Stacey descreveria esse mecanismo como o ponto exato onde o BSC falha estruturalmente: a ferramenta não tem mecanismo interno para questionar se a estratégia que está sendo executada ainda é válida. Ela mede execução com precisão crescente, mas não produz as condições para que a organização questione se está executando a estratégia certa. A revisão do mapa estratégico depende de uma decisão de liderança que, por sua vez, depende de que a liderança reconheça que a narrativa que sustenta o mapa atual está desatualizada. Esse reconhecimento é precisamente o que o enrijecimento narrativo associado a sistemas de metas formalizadas tende a retardar.
O que cada perspectiva resolve que a outra não resolve
Colocar BSC e Stacey em contraste não implica um julgamento de superioridade de uma perspectiva sobre a outra. As duas resolvem problemas diferentes, e ignorar o que cada uma oferece produz organizações com lacunas distintas. O BSC resolve um problema que Stacey não endereça diretamente: como tornar explícitas as hipóteses causais que a liderança está usando para orientar decisões. O mapa estratégico, quando construído com o rigor que Kaplan e Norton originalmente propuseram, é um instrumento de transparência que força a explicitar o que geralmente fica implícito no planejamento. Hipóteses explícitas podem ser debatidas, contestadas e revisadas. Hipóteses implícitas não. Nesse sentido, o mapa estratégico tem valor mesmo dentro de uma perspectiva construtivista, porque torna visível e politicamente debatível o modelo mental que a liderança está usando para interpretar o ambiente.

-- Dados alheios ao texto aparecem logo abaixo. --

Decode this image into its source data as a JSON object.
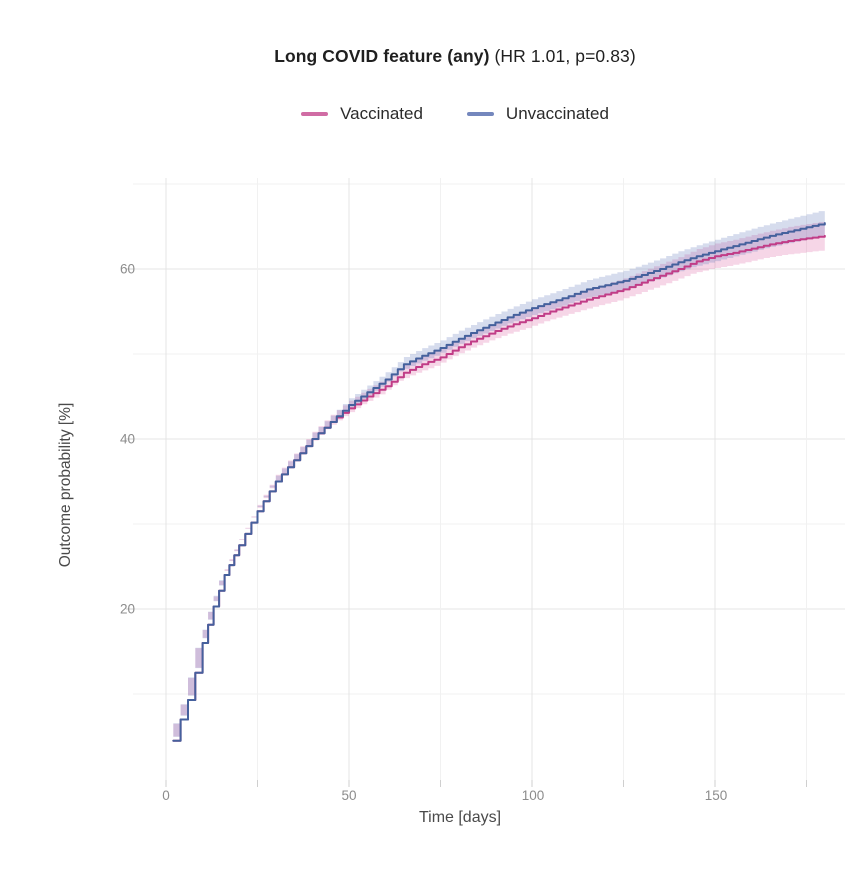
{
  "title": {
    "main": "Long COVID feature (any)",
    "stats": " (HR 1.01, p=0.83)"
  },
  "legend": {
    "items": [
      {
        "label": "Vaccinated",
        "color": "#D06CA4"
      },
      {
        "label": "Unvaccinated",
        "color": "#7487BD"
      }
    ]
  },
  "axes": {
    "x": {
      "label": "Time [days]",
      "ticks": [
        "0",
        "50",
        "100",
        "150"
      ]
    },
    "y": {
      "label": "Outcome probability [%]",
      "ticks": [
        "20",
        "40",
        "60"
      ]
    }
  },
  "colors": {
    "vaccinated_line": "#C13C87",
    "unvaccinated_line": "#45619D",
    "vaccinated_band": "rgba(219,82,156,0.24)",
    "unvaccinated_band": "rgba(96,120,186,0.26)",
    "grid_major": "#e4e4e4",
    "grid_minor": "#f1f1f1",
    "tick_mark": "#cfcfcf"
  },
  "chart_data": {
    "type": "line",
    "subtype": "kaplan-meier-cumulative-incidence",
    "title": "Long COVID feature (any) (HR 1.01, p=0.83)",
    "annotation": {
      "HR": 1.01,
      "p": 0.83
    },
    "xlabel": "Time [days]",
    "ylabel": "Outcome probability [%]",
    "xlim": [
      0,
      185
    ],
    "ylim": [
      0,
      70
    ],
    "x_ticks_major": [
      0,
      50,
      100,
      150
    ],
    "x_ticks_minor": [
      25,
      75,
      125,
      175
    ],
    "y_ticks_major": [
      20,
      40,
      60
    ],
    "y_ticks_minor": [
      10,
      30,
      50,
      70
    ],
    "grid": true,
    "legend_position": "top",
    "step": true,
    "x": [
      2,
      4,
      6,
      8,
      10,
      13,
      16,
      20,
      25,
      30,
      35,
      40,
      45,
      50,
      55,
      60,
      65,
      70,
      75,
      80,
      85,
      90,
      95,
      100,
      105,
      110,
      115,
      120,
      125,
      130,
      135,
      140,
      145,
      150,
      155,
      160,
      165,
      170,
      175,
      180
    ],
    "series": [
      {
        "name": "Vaccinated",
        "color": "#C13C87",
        "band_color": "rgba(219,82,156,0.24)",
        "values": [
          4.5,
          7,
          9.3,
          12.5,
          16,
          20.3,
          24,
          27.5,
          31.5,
          35,
          37.5,
          40,
          42,
          43.6,
          45,
          46.2,
          47.8,
          48.8,
          49.6,
          50.8,
          51.8,
          52.7,
          53.5,
          54.2,
          55,
          55.7,
          56.4,
          57,
          57.6,
          58.4,
          59.2,
          60,
          60.9,
          61.5,
          61.9,
          62.4,
          62.9,
          63.3,
          63.6,
          63.9
        ],
        "ci_halfwidth": [
          0.5,
          0.5,
          0.55,
          0.6,
          0.6,
          0.65,
          0.7,
          0.7,
          0.75,
          0.8,
          0.8,
          0.85,
          0.85,
          0.9,
          0.9,
          0.95,
          0.95,
          1.0,
          1.0,
          1.05,
          1.05,
          1.1,
          1.1,
          1.15,
          1.15,
          1.2,
          1.25,
          1.25,
          1.3,
          1.35,
          1.4,
          1.4,
          1.45,
          1.5,
          1.55,
          1.6,
          1.6,
          1.65,
          1.7,
          1.75
        ]
      },
      {
        "name": "Unvaccinated",
        "color": "#45619D",
        "band_color": "rgba(96,120,186,0.26)",
        "values": [
          4.5,
          7,
          9.3,
          12.5,
          16,
          20.3,
          24,
          27.5,
          31.5,
          35,
          37.5,
          40,
          42,
          44,
          45.5,
          47,
          48.8,
          49.8,
          50.7,
          51.8,
          52.8,
          53.7,
          54.6,
          55.4,
          56.1,
          56.8,
          57.6,
          58.1,
          58.6,
          59.3,
          60,
          60.8,
          61.5,
          62.1,
          62.7,
          63.3,
          63.9,
          64.4,
          64.9,
          65.4
        ],
        "ci_halfwidth": [
          0.45,
          0.45,
          0.5,
          0.55,
          0.55,
          0.6,
          0.6,
          0.65,
          0.65,
          0.7,
          0.7,
          0.75,
          0.75,
          0.8,
          0.8,
          0.85,
          0.85,
          0.9,
          0.9,
          0.95,
          0.95,
          1.0,
          1.0,
          1.05,
          1.05,
          1.1,
          1.1,
          1.15,
          1.2,
          1.2,
          1.25,
          1.3,
          1.3,
          1.35,
          1.4,
          1.45,
          1.45,
          1.5,
          1.55,
          1.6
        ]
      }
    ]
  }
}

Stacey, por sua vez, resolve um problema que o BSC não reconhece como problema: como uma organização mantém capacidade de adaptação em ambientes onde as relações de causalidade entre ações e resultados são instáveis e onde interpretações de ambiente são construídas socialmente por grupos com interesses distintos. A resposta não está em melhorar o sistema de medição nem em aumentar a frequência dos ciclos de revisão formal. Está em desenvolver a capacidade organizacional de questionar continuamente as interpretações dominantes, reconhecer a dimensão política das disputas de diagnóstico e manter narrativas estratégicas como hipóteses provisórias sujeitas a revisão em função dos padrões que emergem das interações com o ambiente. Nenhum dashboard produz essa capacidade. Somente a qualidade das conversas que acontecem dentro da organização e a disposição da liderança de sustentar dissonância cognitiva sem resolvê-la prematuramente em favor da narrativa dominante produzem.
A implicação prática para organizações que utilizam o BSC é que a ferramenta opera melhor quando tratada como instrumento de explicitação de hipóteses e não como sistema de controle. O mapa estratégico tem valor quando é revisado com frequência suficiente para incorporar os padrões que emergem da prática, quando os conflitos de interpretação entre áreas são tratados como informação diagnóstica e não como problema de alinhamento a ser suprimido, e quando a liderança mantém clareza de que o mapa descreve uma aposta sobre como o mundo funciona, não o mundo como ele é. Essa distinção, simples na formulação, exige uma mudança substantiva na forma como a maioria das organizações conduz seu planejamento estratégico.